In CY2022, leading Indian spacetech start-ups have managed to raise more than $110 million in funding, according to data compiled by IN-SPACe and BT.
Targeting to become a global leader in multi-sensor imaging
GalaxEye has also announced the availability of the company’s flagship product offering, featuring multi-sensor imagery via modern satellites. The data fusion technology developed in-house will bring unparalleled insights and data from space, enabling satellite constellations to perform all-weather imaging without atmospheric interference typical of today’s single-sensor satellites. The technology enables the production of images with extremely high resolution via a small satellite constellation, which once fully operational, would provide global coverage in under 12 hours.
Next year is especially crucial for the firm as it aspires to reach space with its satellite to become a global leader in multi-sensor imaging.

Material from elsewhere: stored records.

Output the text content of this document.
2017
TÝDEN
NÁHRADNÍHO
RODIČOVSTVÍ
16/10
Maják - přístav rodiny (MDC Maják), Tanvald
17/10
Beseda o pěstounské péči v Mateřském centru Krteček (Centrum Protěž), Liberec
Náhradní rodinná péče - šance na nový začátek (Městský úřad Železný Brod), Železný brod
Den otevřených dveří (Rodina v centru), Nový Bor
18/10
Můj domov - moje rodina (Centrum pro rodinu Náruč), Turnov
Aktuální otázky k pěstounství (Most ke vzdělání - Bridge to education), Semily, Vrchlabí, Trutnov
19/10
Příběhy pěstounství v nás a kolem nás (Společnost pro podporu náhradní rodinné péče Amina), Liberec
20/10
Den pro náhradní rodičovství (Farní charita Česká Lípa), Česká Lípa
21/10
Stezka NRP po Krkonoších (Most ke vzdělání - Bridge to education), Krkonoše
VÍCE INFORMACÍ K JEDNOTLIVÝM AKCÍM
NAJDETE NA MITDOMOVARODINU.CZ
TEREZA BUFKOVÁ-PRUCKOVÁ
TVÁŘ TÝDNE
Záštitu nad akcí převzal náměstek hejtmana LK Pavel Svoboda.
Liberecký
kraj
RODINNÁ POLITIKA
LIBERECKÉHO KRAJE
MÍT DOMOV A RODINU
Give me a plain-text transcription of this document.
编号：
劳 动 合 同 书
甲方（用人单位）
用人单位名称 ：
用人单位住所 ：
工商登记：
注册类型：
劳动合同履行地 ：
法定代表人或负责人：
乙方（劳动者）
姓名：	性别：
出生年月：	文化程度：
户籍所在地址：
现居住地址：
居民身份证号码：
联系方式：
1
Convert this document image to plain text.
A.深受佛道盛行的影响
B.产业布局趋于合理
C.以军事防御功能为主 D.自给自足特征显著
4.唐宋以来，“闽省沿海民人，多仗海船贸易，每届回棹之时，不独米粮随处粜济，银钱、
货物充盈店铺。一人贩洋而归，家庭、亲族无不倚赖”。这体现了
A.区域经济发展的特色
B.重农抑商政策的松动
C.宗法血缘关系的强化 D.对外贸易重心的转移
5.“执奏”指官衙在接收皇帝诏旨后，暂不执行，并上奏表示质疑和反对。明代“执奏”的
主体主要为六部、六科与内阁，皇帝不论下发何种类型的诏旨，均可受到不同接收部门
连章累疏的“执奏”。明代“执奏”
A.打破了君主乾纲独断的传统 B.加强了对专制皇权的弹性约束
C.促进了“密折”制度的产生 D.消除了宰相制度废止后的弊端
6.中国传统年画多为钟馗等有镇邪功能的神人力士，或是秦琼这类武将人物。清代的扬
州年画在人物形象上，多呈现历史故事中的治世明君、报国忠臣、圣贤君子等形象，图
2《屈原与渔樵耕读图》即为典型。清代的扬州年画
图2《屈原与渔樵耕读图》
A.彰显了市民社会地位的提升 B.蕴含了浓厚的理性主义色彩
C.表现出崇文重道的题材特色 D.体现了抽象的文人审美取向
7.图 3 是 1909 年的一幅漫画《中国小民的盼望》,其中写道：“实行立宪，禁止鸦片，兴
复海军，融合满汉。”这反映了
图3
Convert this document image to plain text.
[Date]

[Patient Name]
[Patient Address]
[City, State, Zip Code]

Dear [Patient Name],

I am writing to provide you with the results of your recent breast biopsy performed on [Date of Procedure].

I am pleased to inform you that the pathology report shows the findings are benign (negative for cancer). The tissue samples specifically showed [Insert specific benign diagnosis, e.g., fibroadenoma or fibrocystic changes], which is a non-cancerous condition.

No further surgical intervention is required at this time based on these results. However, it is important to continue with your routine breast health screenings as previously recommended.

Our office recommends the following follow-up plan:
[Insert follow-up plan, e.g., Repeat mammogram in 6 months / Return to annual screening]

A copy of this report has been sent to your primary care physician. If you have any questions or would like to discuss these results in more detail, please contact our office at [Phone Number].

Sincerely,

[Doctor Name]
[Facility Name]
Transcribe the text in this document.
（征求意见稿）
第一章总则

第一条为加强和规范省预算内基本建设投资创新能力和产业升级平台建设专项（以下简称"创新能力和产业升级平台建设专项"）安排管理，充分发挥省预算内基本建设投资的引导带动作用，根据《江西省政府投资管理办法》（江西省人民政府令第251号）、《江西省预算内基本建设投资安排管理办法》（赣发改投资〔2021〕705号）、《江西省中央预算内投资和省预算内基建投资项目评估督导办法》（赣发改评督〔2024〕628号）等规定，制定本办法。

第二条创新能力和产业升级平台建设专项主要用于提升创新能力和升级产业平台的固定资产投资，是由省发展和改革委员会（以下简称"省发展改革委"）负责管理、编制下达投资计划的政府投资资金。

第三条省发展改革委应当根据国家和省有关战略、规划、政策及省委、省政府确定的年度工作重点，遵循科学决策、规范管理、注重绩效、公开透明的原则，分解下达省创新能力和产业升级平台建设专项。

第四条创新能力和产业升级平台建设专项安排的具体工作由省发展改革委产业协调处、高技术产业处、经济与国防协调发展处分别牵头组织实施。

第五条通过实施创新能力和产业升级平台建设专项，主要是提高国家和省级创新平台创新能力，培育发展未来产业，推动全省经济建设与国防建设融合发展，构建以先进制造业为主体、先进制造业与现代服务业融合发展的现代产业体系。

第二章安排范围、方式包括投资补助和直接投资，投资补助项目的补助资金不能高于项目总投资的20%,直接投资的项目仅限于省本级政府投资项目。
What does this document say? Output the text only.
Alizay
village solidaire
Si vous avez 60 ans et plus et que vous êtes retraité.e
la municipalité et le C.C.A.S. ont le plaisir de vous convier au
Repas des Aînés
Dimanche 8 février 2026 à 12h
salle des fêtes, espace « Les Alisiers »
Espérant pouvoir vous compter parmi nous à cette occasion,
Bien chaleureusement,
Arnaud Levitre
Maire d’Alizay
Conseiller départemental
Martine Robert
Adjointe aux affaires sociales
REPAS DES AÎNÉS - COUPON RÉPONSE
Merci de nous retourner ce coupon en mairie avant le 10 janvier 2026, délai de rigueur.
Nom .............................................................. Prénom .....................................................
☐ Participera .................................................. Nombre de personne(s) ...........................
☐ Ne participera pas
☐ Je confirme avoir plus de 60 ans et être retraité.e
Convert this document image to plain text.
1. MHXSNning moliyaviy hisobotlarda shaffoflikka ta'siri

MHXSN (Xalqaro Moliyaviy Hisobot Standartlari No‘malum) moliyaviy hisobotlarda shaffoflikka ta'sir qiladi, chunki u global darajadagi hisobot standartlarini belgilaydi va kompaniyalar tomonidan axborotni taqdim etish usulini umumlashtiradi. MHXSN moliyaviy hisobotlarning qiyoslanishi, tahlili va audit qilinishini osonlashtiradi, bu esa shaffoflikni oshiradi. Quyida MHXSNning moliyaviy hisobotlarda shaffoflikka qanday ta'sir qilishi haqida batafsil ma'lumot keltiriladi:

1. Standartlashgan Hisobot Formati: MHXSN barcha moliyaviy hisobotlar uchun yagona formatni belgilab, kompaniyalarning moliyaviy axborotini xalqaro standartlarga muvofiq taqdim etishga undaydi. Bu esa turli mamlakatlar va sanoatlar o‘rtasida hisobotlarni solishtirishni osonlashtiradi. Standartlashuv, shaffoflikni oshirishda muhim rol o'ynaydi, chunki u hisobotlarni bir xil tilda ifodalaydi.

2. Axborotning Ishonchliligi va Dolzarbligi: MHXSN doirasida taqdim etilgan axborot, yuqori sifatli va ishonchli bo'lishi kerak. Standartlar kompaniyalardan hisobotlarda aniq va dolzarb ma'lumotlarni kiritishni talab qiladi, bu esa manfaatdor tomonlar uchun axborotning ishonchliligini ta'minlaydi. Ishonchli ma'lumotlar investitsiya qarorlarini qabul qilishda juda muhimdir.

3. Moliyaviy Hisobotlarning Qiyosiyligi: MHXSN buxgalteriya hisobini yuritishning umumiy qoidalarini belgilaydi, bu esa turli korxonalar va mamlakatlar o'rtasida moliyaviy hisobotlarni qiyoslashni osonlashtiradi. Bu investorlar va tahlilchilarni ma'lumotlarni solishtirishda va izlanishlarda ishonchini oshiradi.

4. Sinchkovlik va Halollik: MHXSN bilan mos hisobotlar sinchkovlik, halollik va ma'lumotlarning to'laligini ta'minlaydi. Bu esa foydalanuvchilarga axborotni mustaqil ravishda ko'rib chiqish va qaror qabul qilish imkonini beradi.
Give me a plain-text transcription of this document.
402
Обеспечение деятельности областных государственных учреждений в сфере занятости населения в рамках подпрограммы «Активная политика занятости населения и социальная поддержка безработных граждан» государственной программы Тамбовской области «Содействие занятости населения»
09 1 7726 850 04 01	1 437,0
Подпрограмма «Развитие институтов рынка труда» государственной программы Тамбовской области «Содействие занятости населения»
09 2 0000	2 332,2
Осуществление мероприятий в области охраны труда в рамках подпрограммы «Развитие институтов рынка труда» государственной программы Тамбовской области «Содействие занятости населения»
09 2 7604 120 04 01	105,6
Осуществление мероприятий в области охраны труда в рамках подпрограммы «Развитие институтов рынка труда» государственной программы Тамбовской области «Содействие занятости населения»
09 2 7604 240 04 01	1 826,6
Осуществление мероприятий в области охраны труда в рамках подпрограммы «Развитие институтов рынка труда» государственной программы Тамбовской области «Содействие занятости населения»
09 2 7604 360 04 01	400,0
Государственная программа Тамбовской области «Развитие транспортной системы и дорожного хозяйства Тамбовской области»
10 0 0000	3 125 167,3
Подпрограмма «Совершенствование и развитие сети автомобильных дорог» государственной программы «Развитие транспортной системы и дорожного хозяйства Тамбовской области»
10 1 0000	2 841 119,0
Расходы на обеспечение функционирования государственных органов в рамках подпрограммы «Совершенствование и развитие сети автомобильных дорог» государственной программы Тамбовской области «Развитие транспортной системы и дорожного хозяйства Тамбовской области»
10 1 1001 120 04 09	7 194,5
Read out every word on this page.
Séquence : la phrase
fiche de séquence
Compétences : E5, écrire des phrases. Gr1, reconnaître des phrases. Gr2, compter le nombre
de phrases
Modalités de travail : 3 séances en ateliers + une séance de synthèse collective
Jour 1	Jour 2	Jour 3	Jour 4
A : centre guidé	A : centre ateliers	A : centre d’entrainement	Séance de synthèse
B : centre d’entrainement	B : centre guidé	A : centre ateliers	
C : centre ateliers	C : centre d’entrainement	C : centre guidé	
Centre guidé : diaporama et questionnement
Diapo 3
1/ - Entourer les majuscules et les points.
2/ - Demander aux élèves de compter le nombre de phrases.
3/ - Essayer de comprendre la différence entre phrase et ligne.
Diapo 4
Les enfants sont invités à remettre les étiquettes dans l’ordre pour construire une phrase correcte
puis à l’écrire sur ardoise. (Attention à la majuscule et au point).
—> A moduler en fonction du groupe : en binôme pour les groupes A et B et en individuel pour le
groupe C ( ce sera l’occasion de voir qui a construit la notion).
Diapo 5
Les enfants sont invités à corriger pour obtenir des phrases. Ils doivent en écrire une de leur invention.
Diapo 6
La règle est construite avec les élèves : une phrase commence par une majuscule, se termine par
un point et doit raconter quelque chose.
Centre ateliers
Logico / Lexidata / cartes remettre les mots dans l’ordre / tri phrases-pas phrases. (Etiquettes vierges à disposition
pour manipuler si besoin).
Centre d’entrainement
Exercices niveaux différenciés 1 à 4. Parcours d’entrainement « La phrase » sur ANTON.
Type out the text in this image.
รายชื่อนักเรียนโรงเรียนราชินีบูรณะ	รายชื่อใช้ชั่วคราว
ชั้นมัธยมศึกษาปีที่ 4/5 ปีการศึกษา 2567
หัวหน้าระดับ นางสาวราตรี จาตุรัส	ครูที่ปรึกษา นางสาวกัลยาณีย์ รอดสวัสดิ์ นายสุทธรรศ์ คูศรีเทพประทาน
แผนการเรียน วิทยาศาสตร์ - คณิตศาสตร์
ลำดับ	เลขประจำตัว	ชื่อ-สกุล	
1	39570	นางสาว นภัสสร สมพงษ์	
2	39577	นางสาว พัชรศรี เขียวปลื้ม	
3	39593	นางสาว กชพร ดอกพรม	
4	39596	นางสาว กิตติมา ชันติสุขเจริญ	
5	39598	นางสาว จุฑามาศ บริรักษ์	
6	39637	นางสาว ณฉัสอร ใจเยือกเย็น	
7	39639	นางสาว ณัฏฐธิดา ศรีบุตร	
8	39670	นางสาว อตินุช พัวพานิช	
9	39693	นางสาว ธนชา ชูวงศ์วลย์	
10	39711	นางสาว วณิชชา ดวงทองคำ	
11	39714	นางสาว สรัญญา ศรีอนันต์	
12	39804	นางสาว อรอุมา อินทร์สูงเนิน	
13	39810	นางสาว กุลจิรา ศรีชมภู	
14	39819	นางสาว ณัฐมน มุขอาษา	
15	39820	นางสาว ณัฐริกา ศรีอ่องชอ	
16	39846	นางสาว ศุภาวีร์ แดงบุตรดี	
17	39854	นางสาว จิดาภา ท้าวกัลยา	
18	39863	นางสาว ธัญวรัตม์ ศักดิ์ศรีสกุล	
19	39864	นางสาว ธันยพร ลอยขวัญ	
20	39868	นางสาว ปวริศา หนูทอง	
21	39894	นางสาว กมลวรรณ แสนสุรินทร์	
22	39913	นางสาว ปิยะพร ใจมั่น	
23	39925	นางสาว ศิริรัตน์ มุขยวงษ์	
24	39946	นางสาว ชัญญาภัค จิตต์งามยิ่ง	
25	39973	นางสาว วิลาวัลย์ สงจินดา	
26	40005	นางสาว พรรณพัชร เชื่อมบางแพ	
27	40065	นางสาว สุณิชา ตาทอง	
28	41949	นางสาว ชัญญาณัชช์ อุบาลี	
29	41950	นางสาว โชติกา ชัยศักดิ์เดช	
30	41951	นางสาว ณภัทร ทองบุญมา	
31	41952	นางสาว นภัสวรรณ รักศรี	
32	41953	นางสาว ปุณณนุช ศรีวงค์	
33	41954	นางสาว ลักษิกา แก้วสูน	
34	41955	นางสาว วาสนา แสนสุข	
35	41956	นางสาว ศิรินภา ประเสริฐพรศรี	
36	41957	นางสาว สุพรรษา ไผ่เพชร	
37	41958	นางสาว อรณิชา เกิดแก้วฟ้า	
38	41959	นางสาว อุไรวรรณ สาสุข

“We will be seeking an additional round of funding of the order of $15-25 million in 2023 to add more satellites to our constellation as our business grows,” informed Singh.
Led by deep-tech venture capital fund Special Invest, this raise is notable for the segment given the funding amount and alacrity with which the round was closed. One of the reasons behind the growing interest in Indian spacetech startups is the availability of a global marketplace for spacetech products.
“If you take Swiggy or Dunzo, the opportunity is India only, but if you look at spacetech, it’s a global opportunity. India is among the few nations that have been at the forefront of spacetech. Therefore, the government has realized the need to propel private space alongside ISRO to capture a larger share of this market,” opined the managing partner at Speciale Invest, Vishesh Rajaram.
The new round also saw participation by other investors including Artha India Ventures, Veda VC, Anicut Capital, Upsparks and a consortium of entrepreneurs, including founder & CEO Zerodha, Nithin Kamath, founder & CEO EaseMyTrip, Prashant Pitti, founder & CEO Tracxn, Abhishek Goyal, and partner at celestial capital, Ganapathy Subramaniam.
Founded in 2020, GalaxEye founders have emerged from Avishkar Hyperloop, a team of scientists brought together through a global competition organized by Elon Musk’s aerospace manufacturer and space transportation services company SpaceX. The team, which is now also funded by the Indian Railways, was the only Asian entry represented at the finale of the 2019 SpaceX Hyperloop Pod competition and was also a part of the FalconX immersion program 2022, based in Silicon Valley, California.